海外進出先でマーケティング
人材を確保できない理由

 ところが、アジアマーケットで強い支持を得た日本ブランドが、最近ではグローバル企業の攻勢に遭っているという話を耳にします。

 苦戦の理由はさまざまあるとは思いますが、大きな原因の一つは、優秀な人材の確保不足とマーケティング戦略の未熟さだという指摘があります。

 私は今の会社を設立する以前、フィンランドの食品素材メーカーで15年間、アジアマーケットの責任者をしていました。幸いにもその会社は、業界では名の通ったブランドを持っていたため、アジア各国にオフィスを開く際の人材確保に苦労することはありませんでした。

 その国の優秀な人材の中から事業に合うキャリアと経験を持つ現地スタッフを採用し、私が東京から定期的に出張して管理業務を行っていましたが、基本的にマーケティング戦略は現地スタッフの主導で行っていました。そのほうが、各国の商習慣やメディア環境に合わせ、最適なアプローチを行えると考えていたからです。

 一般的に、日本企業がアジアに進出する際は、現地支社のトップ、販売、マーケティング、開発、製造といったそれぞれの部門の責任者は日本から送り込まれ、スタッフとなる人材が現地で採用されるケースが多いようです。

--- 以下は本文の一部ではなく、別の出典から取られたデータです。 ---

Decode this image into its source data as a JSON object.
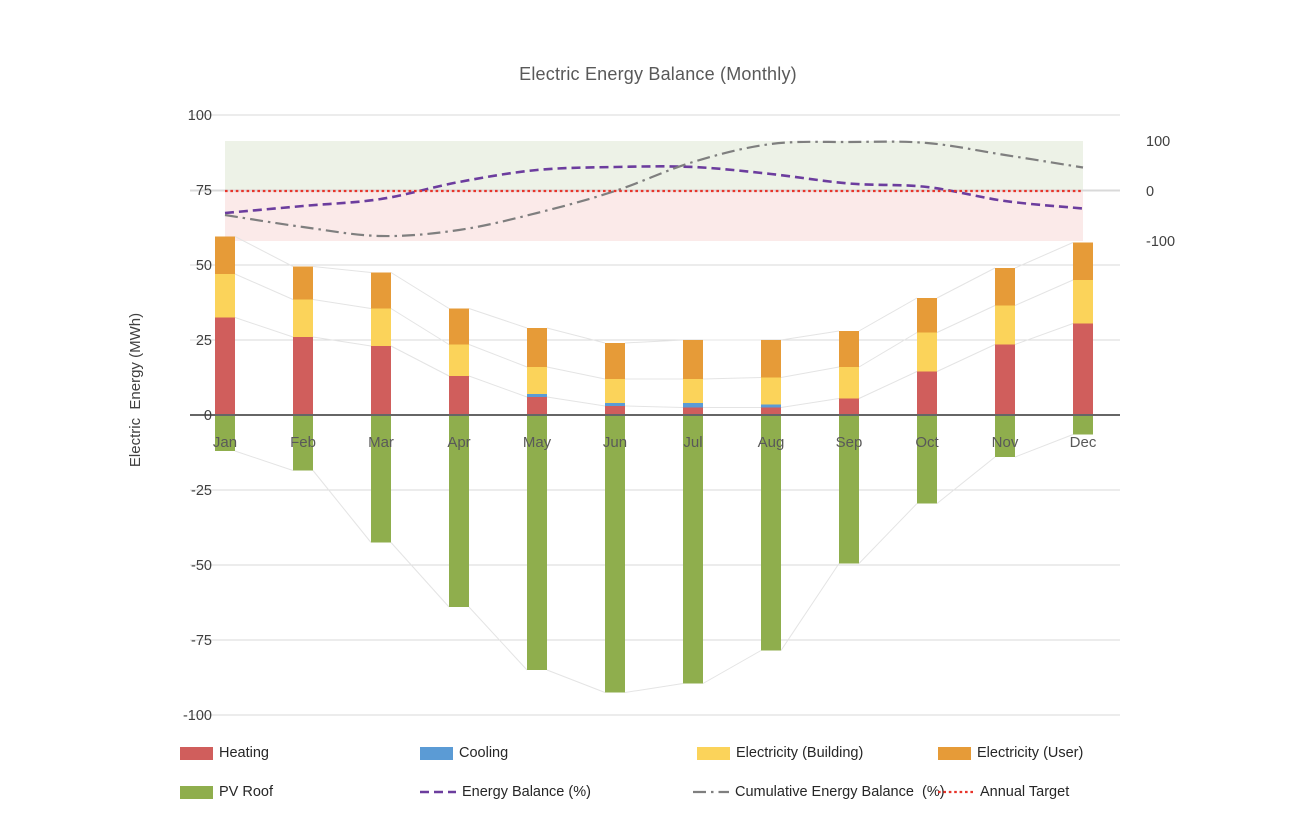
{
  "chart_data": {
    "type": "bar+line (stacked monthly energy balance combo)",
    "title": "Electric Energy Balance (Monthly)",
    "categories": [
      "Jan",
      "Feb",
      "Mar",
      "Apr",
      "May",
      "Jun",
      "Jul",
      "Aug",
      "Sep",
      "Oct",
      "Nov",
      "Dec"
    ],
    "left_axis": {
      "label": "Electric  Energy (MWh)",
      "tick_labels": [
        "100",
        "75",
        "50",
        "25",
        "0",
        "-25",
        "-50",
        "-75",
        "-100"
      ],
      "tick_values": [
        100,
        75,
        50,
        25,
        0,
        -25,
        -50,
        -75,
        -100
      ],
      "range": [
        -100,
        100
      ],
      "grid": true
    },
    "right_axis": {
      "tick_labels": [
        "100",
        "0",
        "-100"
      ],
      "tick_values": [
        100,
        0,
        -100
      ],
      "range": [
        -100,
        100
      ],
      "unit": "%"
    },
    "bar_series": [
      {
        "name": "Heating",
        "color": "#D05E5C",
        "values": [
          32.5,
          26,
          23,
          13,
          6,
          3,
          2.5,
          2.5,
          5.5,
          14.5,
          23.5,
          30.5
        ]
      },
      {
        "name": "Cooling",
        "color": "#5B9BD5",
        "values": [
          0,
          0,
          0,
          0,
          1,
          1,
          1.5,
          1,
          0,
          0,
          0,
          0
        ]
      },
      {
        "name": "Electricity (Building)",
        "color": "#FBD35A",
        "values": [
          14.5,
          12.5,
          12.5,
          10.5,
          9,
          8,
          8,
          9,
          10.5,
          13,
          13,
          14.5
        ]
      },
      {
        "name": "Electricity (User)",
        "color": "#E69B38",
        "values": [
          12.5,
          11,
          12,
          12,
          13,
          12,
          13,
          12.5,
          12,
          11.5,
          12.5,
          12.5
        ]
      },
      {
        "name": "PV Roof",
        "color": "#8FAE4D",
        "values": [
          -12,
          -18.5,
          -42.5,
          -64,
          -85,
          -92.5,
          -89.5,
          -78.5,
          -49.5,
          -29.5,
          -14,
          -6.5
        ]
      }
    ],
    "line_series": [
      {
        "name": "Energy Balance (%)",
        "color": "#6C3D9E",
        "dash": "dashed",
        "smooth": true,
        "values": [
          -44,
          -30,
          -16,
          18,
          42,
          48,
          48,
          34,
          15,
          8,
          -20,
          -35
        ]
      },
      {
        "name": "Cumulative Energy Balance  (%)",
        "color": "#7F7F7F",
        "dash": "dashdot",
        "smooth": true,
        "values": [
          -48,
          -72,
          -90,
          -78,
          -44,
          0,
          58,
          94,
          98,
          96,
          72,
          47
        ]
      },
      {
        "name": "Annual Target",
        "color": "#E8342A",
        "dash": "dotted",
        "smooth": false,
        "values": [
          0,
          0,
          0,
          0,
          0,
          0,
          0,
          0,
          0,
          0,
          0,
          0
        ]
      }
    ],
    "bands": [
      {
        "name": "surplus-band",
        "from": 0,
        "to": 100,
        "color": "#EDF2E7"
      },
      {
        "name": "deficit-band",
        "from": -100,
        "to": 0,
        "color": "#FBEAE9"
      }
    ],
    "grid_color": "#D9D9D9",
    "zero_line_color": "#666666",
    "connector_color": "#E4E4E4",
    "text_colors": {
      "title": "#595959",
      "ticks": "#3F3F3F",
      "months": "#595959"
    }
  },
  "legend": {
    "rows": [
      [
        {
          "label": "Heating",
          "swatch": "rect",
          "color": "#D05E5C"
        },
        {
          "label": "Cooling",
          "swatch": "rect",
          "color": "#5B9BD5"
        },
        {
          "label": "Electricity (Building)",
          "swatch": "rect",
          "color": "#FBD35A"
        },
        {
          "label": "Electricity (User)",
          "swatch": "rect",
          "color": "#E69B38"
        }
      ],
      [
        {
          "label": "PV Roof",
          "swatch": "rect",
          "color": "#8FAE4D"
        },
        {
          "label": "Energy Balance (%)",
          "swatch": "dashed",
          "color": "#6C3D9E"
        },
        {
          "label": "Cumulative Energy Balance  (%)",
          "swatch": "dashdot",
          "color": "#7F7F7F"
        },
        {
          "label": "Annual Target",
          "swatch": "dotted",
          "color": "#E8342A"
        }
      ]
    ]
  }
}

 当時私のいた会社は、本業以外に日本のメーカーがアジアに進出する際のコーディネートも行っていました。現地スタッフの採用支援もしていた中で、製造や経理などのスタッフは比較的容易に見付けることができたのですが、マーケティングスタッフの採用にはいつも苦労させられたのです。

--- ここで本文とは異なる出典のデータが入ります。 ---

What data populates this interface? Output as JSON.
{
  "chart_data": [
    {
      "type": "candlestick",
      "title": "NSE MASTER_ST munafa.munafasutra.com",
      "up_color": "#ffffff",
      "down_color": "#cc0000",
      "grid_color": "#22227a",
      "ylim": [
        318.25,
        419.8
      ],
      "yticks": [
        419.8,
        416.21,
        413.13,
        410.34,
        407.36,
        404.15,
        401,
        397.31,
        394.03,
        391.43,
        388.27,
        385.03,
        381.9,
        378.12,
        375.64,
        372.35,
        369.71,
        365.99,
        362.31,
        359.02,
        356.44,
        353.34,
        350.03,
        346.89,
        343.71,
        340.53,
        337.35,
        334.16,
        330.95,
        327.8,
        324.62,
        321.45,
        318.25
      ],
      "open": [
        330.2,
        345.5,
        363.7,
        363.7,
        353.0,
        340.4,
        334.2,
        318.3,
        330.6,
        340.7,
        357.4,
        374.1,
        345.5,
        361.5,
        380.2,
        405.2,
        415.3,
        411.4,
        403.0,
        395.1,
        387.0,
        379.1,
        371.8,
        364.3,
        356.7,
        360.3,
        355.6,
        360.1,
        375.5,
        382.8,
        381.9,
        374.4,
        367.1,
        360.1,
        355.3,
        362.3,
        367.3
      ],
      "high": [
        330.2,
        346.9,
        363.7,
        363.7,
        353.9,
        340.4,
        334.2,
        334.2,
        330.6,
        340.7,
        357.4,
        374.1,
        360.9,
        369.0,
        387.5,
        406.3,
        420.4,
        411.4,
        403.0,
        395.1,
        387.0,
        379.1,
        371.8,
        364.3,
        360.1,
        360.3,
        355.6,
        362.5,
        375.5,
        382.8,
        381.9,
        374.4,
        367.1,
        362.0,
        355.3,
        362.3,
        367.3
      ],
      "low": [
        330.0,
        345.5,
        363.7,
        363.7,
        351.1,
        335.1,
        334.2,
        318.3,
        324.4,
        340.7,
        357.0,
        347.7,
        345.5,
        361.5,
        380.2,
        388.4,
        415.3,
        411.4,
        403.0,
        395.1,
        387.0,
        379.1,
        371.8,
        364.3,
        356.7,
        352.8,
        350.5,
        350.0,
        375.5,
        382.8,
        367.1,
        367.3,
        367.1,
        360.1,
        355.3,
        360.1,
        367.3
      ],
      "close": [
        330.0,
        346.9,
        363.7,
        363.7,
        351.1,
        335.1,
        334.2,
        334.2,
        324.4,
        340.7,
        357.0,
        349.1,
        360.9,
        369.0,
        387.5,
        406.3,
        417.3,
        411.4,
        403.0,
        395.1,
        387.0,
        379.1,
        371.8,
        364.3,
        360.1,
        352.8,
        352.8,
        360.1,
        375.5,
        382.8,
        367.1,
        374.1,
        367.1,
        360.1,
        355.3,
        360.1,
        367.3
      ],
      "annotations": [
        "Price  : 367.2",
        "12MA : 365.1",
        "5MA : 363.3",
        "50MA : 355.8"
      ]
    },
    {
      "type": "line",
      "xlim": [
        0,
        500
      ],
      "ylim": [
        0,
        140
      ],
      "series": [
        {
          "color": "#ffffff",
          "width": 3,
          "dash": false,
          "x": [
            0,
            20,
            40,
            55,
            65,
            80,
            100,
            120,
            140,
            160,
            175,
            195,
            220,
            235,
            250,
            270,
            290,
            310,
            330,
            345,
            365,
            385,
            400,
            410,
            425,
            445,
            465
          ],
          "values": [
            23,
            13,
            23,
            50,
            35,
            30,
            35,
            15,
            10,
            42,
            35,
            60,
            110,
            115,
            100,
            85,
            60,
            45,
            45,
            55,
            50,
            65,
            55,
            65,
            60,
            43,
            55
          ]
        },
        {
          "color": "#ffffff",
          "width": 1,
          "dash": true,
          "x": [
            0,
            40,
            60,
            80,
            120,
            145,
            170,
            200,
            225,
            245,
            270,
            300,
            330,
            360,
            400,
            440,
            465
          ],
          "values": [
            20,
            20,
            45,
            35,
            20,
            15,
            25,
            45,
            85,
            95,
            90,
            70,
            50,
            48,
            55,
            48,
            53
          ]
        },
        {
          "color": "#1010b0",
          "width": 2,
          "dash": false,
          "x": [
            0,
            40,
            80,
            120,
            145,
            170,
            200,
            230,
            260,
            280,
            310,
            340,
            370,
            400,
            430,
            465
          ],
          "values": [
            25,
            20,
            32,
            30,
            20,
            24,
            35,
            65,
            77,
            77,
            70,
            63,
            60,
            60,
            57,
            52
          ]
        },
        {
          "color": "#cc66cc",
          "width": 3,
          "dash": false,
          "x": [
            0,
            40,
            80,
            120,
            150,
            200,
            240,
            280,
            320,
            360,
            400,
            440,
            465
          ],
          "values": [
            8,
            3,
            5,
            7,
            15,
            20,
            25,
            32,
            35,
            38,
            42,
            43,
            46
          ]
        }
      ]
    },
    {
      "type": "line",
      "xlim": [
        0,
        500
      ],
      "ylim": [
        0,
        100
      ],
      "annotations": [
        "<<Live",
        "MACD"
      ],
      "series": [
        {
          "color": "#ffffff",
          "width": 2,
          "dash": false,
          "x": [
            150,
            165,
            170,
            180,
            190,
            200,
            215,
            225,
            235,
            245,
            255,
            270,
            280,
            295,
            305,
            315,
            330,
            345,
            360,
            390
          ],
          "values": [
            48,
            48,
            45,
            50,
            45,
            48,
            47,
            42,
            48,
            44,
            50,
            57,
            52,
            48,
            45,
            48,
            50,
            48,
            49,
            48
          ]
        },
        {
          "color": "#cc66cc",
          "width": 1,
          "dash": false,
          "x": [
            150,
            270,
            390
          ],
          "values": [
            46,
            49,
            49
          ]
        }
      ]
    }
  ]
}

 アジア諸国でマーケティングのスキルや経験に長けている人材の多くは、MBAをはじめ、かなりハイレベルで専門的なマーケティングの教育を欧米で受けていて、英語力はもちろん、交渉力もあります。さまざまな消費者調査に基づき、欧米流のIMC(統合型マーケティング)をベースに高度なマーケティングアプローチ手法を駆使し、ダイナミックなキャンペーンを仕掛けることこそマーケティングの醍醐味だという意識を持っています。

 このような欧米式のマーケティングに慣れている優秀な人材は、マーケティング活動をほとんど広告会社に頼ってきた日本企業の風土に馴染むことが難しいというわけです。